This Week's Commitment Of Traders - Futures, Hedge Fund Buying

Following futures positions of non-commercials are as of April 20, 2021.

10-year note: Currently net long 15.6k, up 18.3k.

The FOMC meets next week. It is the year’s third meeting; five more remain – the scheduled ones, that is. Not a whole lot is expected to come out of this meeting.

In the March meeting, members already updated their economic projections. This year’s real GDP growth forecast was raised to 6.5 percent from 4.2 percent last December; core PCE inflation forecast went from 1.8 percent to 2.2 percent. The Fed continues to believe the pickup in inflation is transitory; it is expected to moderate next year.

Markets more or less agree. The University of Michigan’s survey respondents expect next year’s inflation at 3.7 percent but only 2.7 percent in the next five years.

Amidst this have come commentaries on rising cost pressures from several companies including Coca-Cola (KO), Procter & Gamble (PG), Kimberley Clark (KMB), Owens Corning (OC), Waste Management (WM), and DR Horton (DHI). In March, US existing home prices were up 17.2 percent year-over-year to $329,100 – a record.

Markets would want to hear Chair Powell’s take on this.

30-year bond: Currently net short 107.6k, down 10.4k.

Major economic releases for next week are as follows.

Durable goods orders (March) will be published on Monday. In the 12 months to February, orders for non-defense capital goods ex-aircraft – proxy for business capex plans – jumped 9.1 percent to a seasonally adjusted annual rate of $72.5 billion. January’s $73.1 billion was a new record.
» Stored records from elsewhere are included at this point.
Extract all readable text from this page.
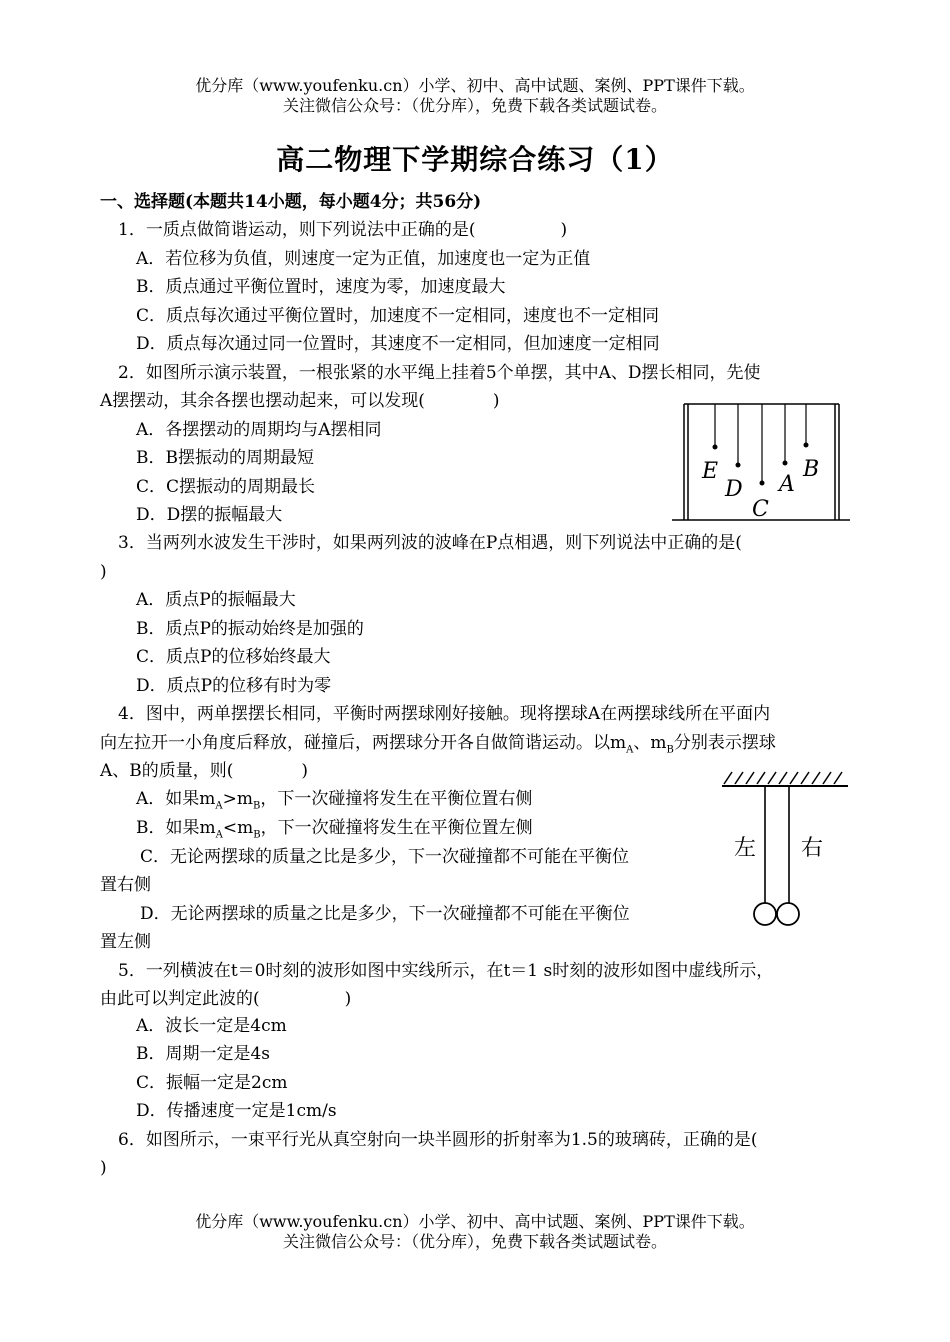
优分库（www.youfenku.cn）小学、初中、高中试题、案例、PPT课件下载。
关注微信公众号：（优分库），免费下载各类试题试卷。
高二物理下学期综合练习（1）
一、选择题(本题共14小题，每小题4分；共56分)
1．一质点做简谐运动，则下列说法中正确的是(　　　　　)
A．若位移为负值，则速度一定为正值，加速度也一定为正值
B．质点通过平衡位置时，速度为零，加速度最大
C．质点每次通过平衡位置时，加速度不一定相同，速度也不一定相同
D．质点每次通过同一位置时，其速度不一定相同，但加速度一定相同
2．如图所示演示装置，一根张紧的水平绳上挂着5个单摆，其中A、D摆长相同，先使
A摆摆动，其余各摆也摆动起来，可以发现(　　　　)
A．各摆摆动的周期均与A摆相同
B．B摆振动的周期最短
C．C摆振动的周期最长
D．D摆的振幅最大
E
D
C
A
B
3．当两列水波发生干涉时，如果两列波的波峰在P点相遇，则下列说法中正确的是(
)
A．质点P的振幅最大
B．质点P的振动始终是加强的
C．质点P的位移始终最大
D．质点P的位移有时为零
4．图中，两单摆摆长相同，平衡时两摆球刚好接触。现将摆球A在两摆球线所在平面内
向左拉开一小角度后释放，碰撞后，两摆球分开各自做简谐运动。以$m_A$、$m_B$分别表示摆球
A、B的质量，则(　　　　)
A．如果$m_A>m_B$，下一次碰撞将发生在平衡位置右侧
B．如果$m_A<m_B$，下一次碰撞将发生在平衡位置左侧
C．无论两摆球的质量之比是多少，下一次碰撞都不可能在平衡位
置右侧
D．无论两摆球的质量之比是多少，下一次碰撞都不可能在平衡位
置左侧
左 右
5．一列横波在t＝0时刻的波形如图中实线所示，在t＝1 s时刻的波形如图中虚线所示，
由此可以判定此波的(　　　　　)
A．波长一定是4cm
B．周期一定是4s
C．振幅一定是2cm
D．传播速度一定是1cm/s
6．如图所示，一束平行光从真空射向一块半圆形的折射率为1.5的玻璃砖，正确的是(
)
优分库（www.youfenku.cn）小学、初中、高中试题、案例、PPT课件下载。
关注微信公众号：（优分库），免费下载各类试题试卷。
The S&P Case-Shiller Home Price Index (February) is due out on Tuesday. Nationally, US home prices in January surged 11.2 percent y/y – a 15-year high.

GDP (1Q21, first estimate) is scheduled for Thursday. Real GDP grew 4.3 percent in 4Q20 and 33.4 percent in the quarter before that. This was preceded by contractions of five percent in 1Q and 31.4 percent in 2Q.

Friday brings the employment cost index (1Q21), personal income/spending (March) and the University of Michigan’s consumer sentiment index (April, final).

In 4Q20, private-industry compensation grew 2.6 percent y/y, with wages & salaries rising 2.8 percent and benefits 2.1 percent.